Stop the payroll madness!
No accounting for L.A. Unified's payroll fiasco
By Bob Sipchen (Monday's column, March 19, 2007)
Six weeks ago the Los Angeles Unified School District switched on a $95-million computerized system for paying the district's 48,000 teachers and other employees. The soft sproing heard from Pacoima to Palms was the sound of Southern California coming unglued.
Initially, someone in the superintendent's office told my colleague Joel Rubin that only 1,000 or so of the district's employees had run into snafus. The district quickly revised this number up to about 7,000 of the district's 77,000 employees. But by Thursday, A.J. Duffy, the teachers union's charmingly cocky president, was putting the number of paycheck casualties between 20,000 and 25,000.
Oddly enough, I think Duffy (who last week inexplicably ended his many-months-long refusal to speak to me) may be underestimating the mayhem, given the number of teachers who tell me that payroll fiasco rants continue to dominate teacher lounges.
Giselle Meneses, for example, recounted with a gradually intensifying exasperation her story of what happened after bureaucracy and technology mated to spawn the beast known universally as "The System."
On Feb. 5 — the first day of the new approach to payroll — the Loma Vista elementary teacher peeked into her bank account and saw that The System had automatically deposited her usual paycheck. "The next day I got a paper check ….So I called the district to find out what was going on."
Meneses says she was put on hold for more than an hour before finally getting through to a human. She explained her problem. Then the line went dead. After another hour on hold she got through again. She explained her case. Click.
Meneses knew better than to do anything with the paper check. But she had no idea that The System had slurped the direct deposit back out of her account. Then her husband realized that they were inexplicably broke.

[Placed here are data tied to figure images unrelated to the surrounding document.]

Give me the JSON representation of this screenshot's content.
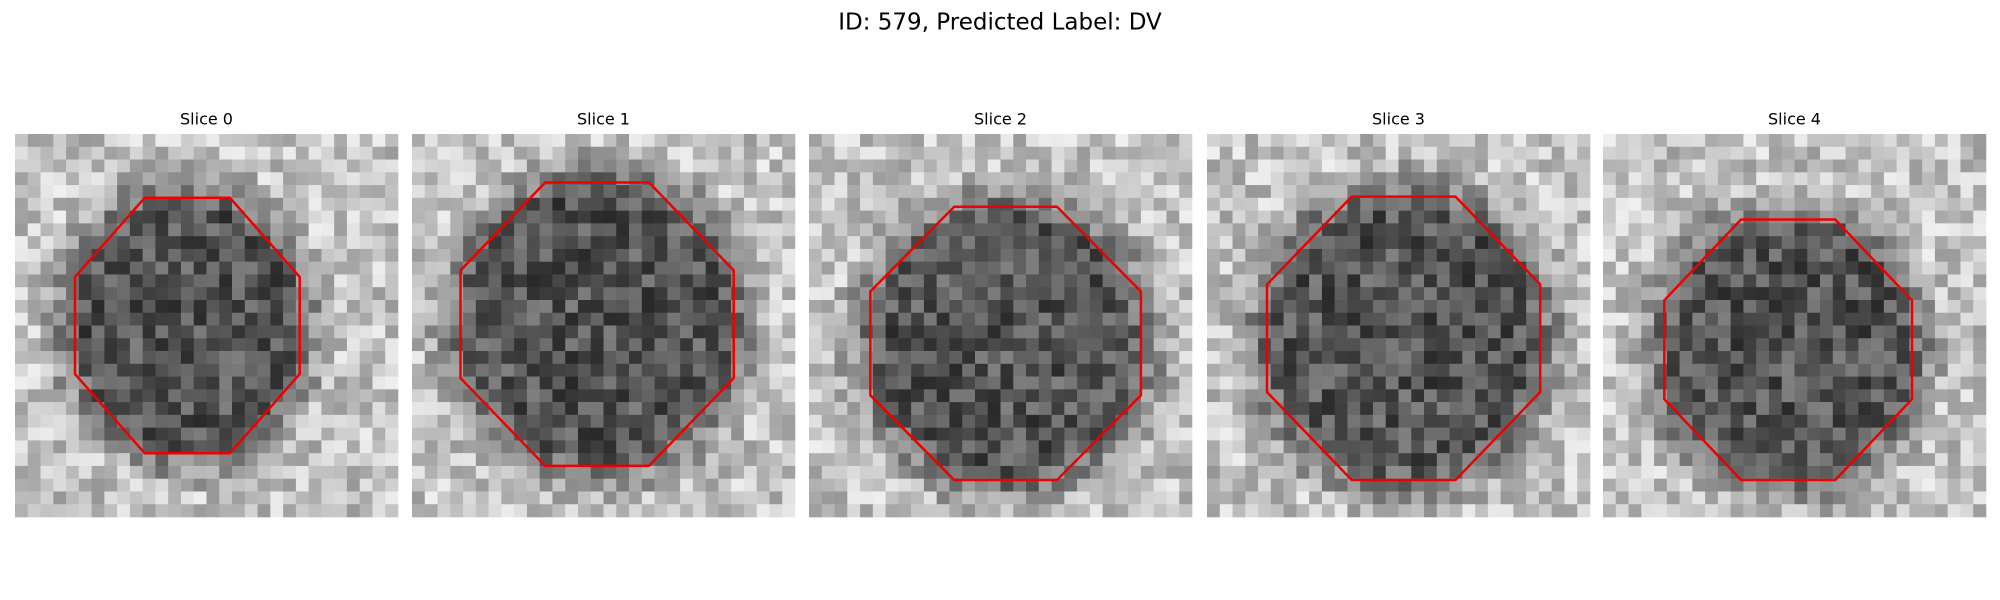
{
  "title": "ID: 579, Predicted Label: DV",
  "panels": [
    {
      "title": "Slice 0"
    },
    {
      "title": "Slice 1"
    },
    {
      "title": "Slice 2"
    },
    {
      "title": "Slice 3"
    },
    {
      "title": "Slice 4"
    }
  ]
}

More calls went unanswered, she says. She went ahead and deposited the check and it cleared. She figured she was OK.
The next payday her check was for $40.69. A voice at district headquarters asserted that The System had paid her twice the month before. Meneses found herself locked into that circular sumo dance known as: Prove that you're not lying about the alleged foul-up.
"I started calling everybody at the district," Meneses says.

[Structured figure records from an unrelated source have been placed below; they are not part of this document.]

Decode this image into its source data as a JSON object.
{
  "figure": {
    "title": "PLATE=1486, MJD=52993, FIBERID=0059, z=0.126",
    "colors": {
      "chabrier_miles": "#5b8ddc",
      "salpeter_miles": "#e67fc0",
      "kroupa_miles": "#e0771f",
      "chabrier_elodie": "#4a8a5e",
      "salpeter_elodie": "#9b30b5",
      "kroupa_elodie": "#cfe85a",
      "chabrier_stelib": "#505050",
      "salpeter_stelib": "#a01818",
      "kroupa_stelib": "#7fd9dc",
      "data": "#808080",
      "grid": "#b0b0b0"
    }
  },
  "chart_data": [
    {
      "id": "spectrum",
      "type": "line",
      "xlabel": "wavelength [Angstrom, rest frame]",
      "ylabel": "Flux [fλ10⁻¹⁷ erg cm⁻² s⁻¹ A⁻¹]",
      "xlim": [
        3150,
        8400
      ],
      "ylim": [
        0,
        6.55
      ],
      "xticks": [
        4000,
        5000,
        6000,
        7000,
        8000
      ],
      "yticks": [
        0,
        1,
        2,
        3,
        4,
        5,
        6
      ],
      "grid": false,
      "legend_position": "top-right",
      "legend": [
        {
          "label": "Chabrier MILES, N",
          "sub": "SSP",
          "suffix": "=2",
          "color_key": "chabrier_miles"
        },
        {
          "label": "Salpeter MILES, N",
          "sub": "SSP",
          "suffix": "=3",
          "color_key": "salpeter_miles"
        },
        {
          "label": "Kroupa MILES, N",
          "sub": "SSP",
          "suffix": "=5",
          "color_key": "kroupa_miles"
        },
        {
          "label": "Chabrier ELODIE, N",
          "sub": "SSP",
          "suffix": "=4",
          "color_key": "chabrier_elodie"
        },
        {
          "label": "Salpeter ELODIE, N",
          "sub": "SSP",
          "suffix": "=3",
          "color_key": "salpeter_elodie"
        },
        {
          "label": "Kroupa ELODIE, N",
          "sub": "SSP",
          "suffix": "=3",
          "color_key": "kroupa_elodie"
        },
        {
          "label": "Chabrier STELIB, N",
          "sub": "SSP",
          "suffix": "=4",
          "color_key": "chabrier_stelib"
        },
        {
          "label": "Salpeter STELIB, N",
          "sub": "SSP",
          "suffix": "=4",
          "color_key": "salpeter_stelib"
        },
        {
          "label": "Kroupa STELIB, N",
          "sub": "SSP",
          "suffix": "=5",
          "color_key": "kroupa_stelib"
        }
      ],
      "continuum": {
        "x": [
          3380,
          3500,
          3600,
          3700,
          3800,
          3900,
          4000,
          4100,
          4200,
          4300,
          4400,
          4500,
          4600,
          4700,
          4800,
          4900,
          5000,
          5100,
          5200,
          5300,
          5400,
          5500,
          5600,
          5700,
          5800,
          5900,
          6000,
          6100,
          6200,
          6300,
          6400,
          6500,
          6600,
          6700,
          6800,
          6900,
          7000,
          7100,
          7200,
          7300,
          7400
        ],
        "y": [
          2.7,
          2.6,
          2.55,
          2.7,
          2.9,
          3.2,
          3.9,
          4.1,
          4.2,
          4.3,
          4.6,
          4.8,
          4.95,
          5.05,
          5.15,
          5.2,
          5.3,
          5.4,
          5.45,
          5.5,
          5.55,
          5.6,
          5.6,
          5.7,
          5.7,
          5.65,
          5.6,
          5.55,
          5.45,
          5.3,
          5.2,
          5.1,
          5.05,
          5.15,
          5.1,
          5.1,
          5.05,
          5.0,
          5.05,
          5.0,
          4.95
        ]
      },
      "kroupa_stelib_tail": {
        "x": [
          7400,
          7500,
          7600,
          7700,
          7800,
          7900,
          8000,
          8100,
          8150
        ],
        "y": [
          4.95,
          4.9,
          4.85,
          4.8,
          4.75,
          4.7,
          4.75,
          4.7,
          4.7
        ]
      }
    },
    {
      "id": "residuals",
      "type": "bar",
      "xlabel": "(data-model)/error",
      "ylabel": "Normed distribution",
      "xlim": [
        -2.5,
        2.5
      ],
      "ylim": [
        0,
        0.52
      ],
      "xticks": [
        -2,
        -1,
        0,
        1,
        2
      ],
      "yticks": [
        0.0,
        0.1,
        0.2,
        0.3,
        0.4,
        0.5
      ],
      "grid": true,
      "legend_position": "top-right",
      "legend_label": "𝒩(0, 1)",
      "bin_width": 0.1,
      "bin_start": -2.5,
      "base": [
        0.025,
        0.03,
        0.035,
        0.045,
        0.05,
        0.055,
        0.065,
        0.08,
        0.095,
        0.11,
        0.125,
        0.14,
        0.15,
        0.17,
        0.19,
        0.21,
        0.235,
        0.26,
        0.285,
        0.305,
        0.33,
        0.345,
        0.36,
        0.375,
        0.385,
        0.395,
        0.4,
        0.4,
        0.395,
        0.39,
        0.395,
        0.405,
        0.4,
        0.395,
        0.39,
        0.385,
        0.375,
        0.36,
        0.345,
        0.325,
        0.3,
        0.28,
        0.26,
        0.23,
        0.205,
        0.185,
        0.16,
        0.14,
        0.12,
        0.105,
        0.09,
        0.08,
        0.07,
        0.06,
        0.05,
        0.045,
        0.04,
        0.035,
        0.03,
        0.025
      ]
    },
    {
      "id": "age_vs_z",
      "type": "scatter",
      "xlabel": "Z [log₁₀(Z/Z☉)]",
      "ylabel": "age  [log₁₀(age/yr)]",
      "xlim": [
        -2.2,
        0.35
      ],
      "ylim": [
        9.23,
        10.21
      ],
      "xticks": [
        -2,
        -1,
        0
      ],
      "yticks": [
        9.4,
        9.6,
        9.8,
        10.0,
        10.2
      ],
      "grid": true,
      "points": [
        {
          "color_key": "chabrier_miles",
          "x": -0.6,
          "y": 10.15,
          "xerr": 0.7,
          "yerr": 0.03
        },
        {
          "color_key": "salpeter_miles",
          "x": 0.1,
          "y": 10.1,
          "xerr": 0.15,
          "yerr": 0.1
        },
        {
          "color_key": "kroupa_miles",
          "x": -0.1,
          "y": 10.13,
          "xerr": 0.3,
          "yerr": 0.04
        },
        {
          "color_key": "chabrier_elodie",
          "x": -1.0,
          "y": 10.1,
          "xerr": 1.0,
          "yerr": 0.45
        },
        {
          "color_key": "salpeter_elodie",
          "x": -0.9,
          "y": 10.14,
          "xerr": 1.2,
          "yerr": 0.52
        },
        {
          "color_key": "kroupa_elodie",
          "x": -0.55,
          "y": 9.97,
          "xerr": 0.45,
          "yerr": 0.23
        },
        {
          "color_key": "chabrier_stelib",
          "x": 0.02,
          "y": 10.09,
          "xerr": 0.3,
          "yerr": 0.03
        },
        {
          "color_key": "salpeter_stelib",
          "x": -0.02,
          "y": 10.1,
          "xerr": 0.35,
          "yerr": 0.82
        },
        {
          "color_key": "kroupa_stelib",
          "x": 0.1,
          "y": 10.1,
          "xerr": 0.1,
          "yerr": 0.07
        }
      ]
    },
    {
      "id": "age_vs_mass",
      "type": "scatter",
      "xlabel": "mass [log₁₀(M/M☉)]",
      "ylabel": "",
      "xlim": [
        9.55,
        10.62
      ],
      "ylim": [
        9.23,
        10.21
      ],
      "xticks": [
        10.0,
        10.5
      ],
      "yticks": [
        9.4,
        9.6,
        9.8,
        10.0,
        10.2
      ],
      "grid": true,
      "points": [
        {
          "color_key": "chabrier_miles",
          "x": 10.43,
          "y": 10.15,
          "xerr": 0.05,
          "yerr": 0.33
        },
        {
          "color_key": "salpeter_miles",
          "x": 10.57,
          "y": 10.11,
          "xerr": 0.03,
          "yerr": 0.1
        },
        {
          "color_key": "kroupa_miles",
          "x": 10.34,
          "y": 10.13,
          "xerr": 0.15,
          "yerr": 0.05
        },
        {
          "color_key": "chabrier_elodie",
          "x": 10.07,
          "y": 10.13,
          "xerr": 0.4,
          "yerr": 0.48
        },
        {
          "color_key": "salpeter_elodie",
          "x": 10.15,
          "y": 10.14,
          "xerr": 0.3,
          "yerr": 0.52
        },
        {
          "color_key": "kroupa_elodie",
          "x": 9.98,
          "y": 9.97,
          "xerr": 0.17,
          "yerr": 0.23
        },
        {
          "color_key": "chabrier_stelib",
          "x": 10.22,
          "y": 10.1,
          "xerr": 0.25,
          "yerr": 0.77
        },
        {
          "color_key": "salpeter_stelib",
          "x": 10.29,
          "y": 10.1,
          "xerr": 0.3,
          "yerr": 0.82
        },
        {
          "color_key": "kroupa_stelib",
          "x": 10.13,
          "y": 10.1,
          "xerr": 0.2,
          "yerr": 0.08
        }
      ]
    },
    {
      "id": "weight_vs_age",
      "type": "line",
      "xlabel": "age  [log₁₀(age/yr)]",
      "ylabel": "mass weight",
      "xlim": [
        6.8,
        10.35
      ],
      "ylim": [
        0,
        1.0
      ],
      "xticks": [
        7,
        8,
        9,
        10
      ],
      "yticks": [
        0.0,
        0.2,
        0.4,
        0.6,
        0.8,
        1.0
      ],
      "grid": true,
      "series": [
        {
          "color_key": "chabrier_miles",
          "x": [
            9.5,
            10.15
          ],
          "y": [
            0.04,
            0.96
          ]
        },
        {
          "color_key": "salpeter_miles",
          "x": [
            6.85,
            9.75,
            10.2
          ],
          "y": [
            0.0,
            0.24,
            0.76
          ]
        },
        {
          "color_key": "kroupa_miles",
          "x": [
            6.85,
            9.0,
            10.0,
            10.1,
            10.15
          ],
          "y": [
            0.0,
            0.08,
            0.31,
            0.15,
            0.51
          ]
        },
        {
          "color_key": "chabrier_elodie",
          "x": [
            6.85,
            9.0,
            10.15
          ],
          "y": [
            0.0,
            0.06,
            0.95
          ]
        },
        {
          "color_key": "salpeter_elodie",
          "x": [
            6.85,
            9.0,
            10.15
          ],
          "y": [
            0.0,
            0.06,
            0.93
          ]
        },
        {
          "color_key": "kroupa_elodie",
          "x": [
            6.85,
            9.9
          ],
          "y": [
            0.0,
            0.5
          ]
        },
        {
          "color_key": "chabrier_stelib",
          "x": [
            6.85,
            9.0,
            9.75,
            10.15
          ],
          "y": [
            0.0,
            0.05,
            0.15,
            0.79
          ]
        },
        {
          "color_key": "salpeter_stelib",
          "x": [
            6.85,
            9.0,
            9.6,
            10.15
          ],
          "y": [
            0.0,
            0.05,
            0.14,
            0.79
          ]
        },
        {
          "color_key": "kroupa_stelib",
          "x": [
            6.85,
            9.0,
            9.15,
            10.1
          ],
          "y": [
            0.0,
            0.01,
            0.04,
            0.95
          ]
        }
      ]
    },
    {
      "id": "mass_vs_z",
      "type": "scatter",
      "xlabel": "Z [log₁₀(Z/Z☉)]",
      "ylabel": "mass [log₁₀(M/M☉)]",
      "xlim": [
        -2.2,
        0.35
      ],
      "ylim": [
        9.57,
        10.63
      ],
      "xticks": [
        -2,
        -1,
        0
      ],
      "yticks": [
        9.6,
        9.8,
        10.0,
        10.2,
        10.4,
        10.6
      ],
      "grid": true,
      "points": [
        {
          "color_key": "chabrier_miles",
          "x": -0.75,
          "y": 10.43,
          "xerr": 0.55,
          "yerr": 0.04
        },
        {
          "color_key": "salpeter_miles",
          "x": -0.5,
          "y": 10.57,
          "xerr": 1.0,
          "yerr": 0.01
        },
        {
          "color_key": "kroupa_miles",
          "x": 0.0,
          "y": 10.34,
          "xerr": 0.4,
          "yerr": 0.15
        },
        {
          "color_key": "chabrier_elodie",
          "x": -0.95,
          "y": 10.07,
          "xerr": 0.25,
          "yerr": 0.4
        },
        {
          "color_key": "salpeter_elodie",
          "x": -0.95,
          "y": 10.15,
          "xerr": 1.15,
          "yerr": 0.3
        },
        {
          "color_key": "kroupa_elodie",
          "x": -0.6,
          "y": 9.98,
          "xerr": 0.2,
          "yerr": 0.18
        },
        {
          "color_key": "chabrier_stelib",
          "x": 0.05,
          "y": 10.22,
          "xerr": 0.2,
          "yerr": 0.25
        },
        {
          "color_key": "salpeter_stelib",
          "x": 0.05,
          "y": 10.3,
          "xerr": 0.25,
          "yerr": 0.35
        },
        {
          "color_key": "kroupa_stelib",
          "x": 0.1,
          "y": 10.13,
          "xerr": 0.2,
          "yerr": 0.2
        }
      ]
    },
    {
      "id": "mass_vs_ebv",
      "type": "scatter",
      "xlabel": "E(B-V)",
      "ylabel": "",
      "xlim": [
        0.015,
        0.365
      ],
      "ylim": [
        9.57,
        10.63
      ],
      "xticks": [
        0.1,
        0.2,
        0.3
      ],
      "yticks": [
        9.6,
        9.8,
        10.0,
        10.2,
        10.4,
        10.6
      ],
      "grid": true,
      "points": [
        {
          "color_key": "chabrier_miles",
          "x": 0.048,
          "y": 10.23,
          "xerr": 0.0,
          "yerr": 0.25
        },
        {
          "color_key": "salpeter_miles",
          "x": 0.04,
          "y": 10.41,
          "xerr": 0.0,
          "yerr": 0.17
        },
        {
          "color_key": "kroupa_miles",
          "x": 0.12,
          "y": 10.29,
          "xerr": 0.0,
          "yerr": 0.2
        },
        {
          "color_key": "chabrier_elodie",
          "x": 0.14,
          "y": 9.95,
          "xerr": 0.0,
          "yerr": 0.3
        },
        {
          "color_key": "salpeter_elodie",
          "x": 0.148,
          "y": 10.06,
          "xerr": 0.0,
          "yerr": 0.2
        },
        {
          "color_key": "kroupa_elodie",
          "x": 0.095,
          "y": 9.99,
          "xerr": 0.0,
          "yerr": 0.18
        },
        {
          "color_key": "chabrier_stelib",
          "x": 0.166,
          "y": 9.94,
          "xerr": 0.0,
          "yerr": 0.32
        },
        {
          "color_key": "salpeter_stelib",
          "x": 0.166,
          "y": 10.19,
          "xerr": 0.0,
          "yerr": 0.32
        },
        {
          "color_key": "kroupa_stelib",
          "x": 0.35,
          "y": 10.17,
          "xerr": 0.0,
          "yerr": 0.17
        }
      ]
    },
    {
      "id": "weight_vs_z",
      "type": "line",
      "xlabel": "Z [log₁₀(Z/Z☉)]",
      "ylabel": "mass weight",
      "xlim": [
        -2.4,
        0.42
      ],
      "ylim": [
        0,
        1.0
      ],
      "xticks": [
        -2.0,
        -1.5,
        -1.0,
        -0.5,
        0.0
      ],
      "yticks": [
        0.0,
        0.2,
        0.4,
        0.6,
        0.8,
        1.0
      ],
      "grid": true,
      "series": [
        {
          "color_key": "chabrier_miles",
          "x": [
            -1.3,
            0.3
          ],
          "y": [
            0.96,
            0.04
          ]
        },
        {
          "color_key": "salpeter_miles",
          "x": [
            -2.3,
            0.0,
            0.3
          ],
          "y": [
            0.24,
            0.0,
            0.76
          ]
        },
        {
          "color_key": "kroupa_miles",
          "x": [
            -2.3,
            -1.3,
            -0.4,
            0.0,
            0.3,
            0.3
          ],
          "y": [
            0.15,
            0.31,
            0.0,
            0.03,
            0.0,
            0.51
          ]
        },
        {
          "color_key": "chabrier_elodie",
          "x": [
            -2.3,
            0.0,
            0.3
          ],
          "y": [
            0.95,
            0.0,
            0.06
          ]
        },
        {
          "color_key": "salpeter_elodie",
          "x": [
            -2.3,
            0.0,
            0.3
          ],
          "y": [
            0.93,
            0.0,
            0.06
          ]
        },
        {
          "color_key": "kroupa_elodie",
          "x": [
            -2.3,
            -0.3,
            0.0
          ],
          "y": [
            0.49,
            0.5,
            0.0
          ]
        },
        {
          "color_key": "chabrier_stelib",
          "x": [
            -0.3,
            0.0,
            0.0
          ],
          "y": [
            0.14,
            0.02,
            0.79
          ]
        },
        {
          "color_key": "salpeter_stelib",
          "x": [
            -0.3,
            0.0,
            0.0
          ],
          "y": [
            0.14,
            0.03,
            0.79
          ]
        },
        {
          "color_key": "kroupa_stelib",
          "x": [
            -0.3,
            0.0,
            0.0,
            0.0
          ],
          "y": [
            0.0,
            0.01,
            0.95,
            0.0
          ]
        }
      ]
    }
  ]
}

Eventually she reached someone at the district. "Hold on, I'm going to transfer you."
"No, no, no, no, no!" Meneses pleaded. The line went dead.
I'll spare you the additional indignities Meneses says she suffered.
Stress aside, she and her husband were able to weather the financial mishaps. But many teachers live paycheck to paycheck, and I've heard from several who failed to make payments to landlords or child-care providers as a result of the foul-ups.
The System reportedly wrote one teacher a check for $11,000. Another testified that The System paid her 20 cents total for the month. Many say that The System refuses to pay for holidays. Others note that The System charged them five times their usual union dues.
The district has cut emergency checks to help with the hardship. But teachers often have to go to the downtown Beaudry Avenue headquarters to pick them up, sometimes waiting many hours. Principals must assign substitutes. Because The System can't seem to account for the various campuses where a sub might work in a given month, this group of educators has been walloped particularly hard.
For a while, I was hearing almost as much rage against the teachers union's alleged lack of responsiveness as the district's. Now the union has hired a law firm and has given the district 45 days to straighten out the mess or risk a lawsuit. Duffy has threatened to send union members marching in the streets if the problems aren't resolved.
This is exactly the kind of mess a teacher's union should throw fits about. I encourage the teachers to build public stocks in front of the Beaudry Avenue headquarters for any bureaucrat who can be proven to have willfully done anything to keep them from getting paid.
Unfortunately, I can't find a good scapegoat.
"There's really no good time to make a payroll change," says Chuck Burbridge, the district's chief financial officer, the guy upon whose lap the project landed last year when the chief information officer retired.
Critics now ask why the district couldn't have rolled The System out more slowly, but Burbridge says running the old and new software simultaneously would have caused even more problems. And although plenty of teachers are ready to blame the software that's causing payroll conniptions (and hence the fools who selected it), I have only to remember new editing systems introduced here at The Times to know what Burbridge means when he says: "The history of big system implementations is not a happy tale."
The old system, at 40, was a patchwork of databases that were often out of sync, Burbridge says. Staffers, he adds, were making 20,000 adjustments by hand every month. Auditors had been clamoring to change it for more than a decade. No administrator had the stomach to do it, Burbridge says, because "they knew it would be hellish."
I'd love to help my teacher friends find catharsis by recommending that Burbridge be clamped into stocks and publicly pelted with cafeteria yams. But I think he's probably right in predicting that the day will come when people will thank the bureaucrats who pushed this imperfect improvement forward.
Even Meneses might sympathize if she had heard Burbridge's sad little laugh when he added: "Today is not that day."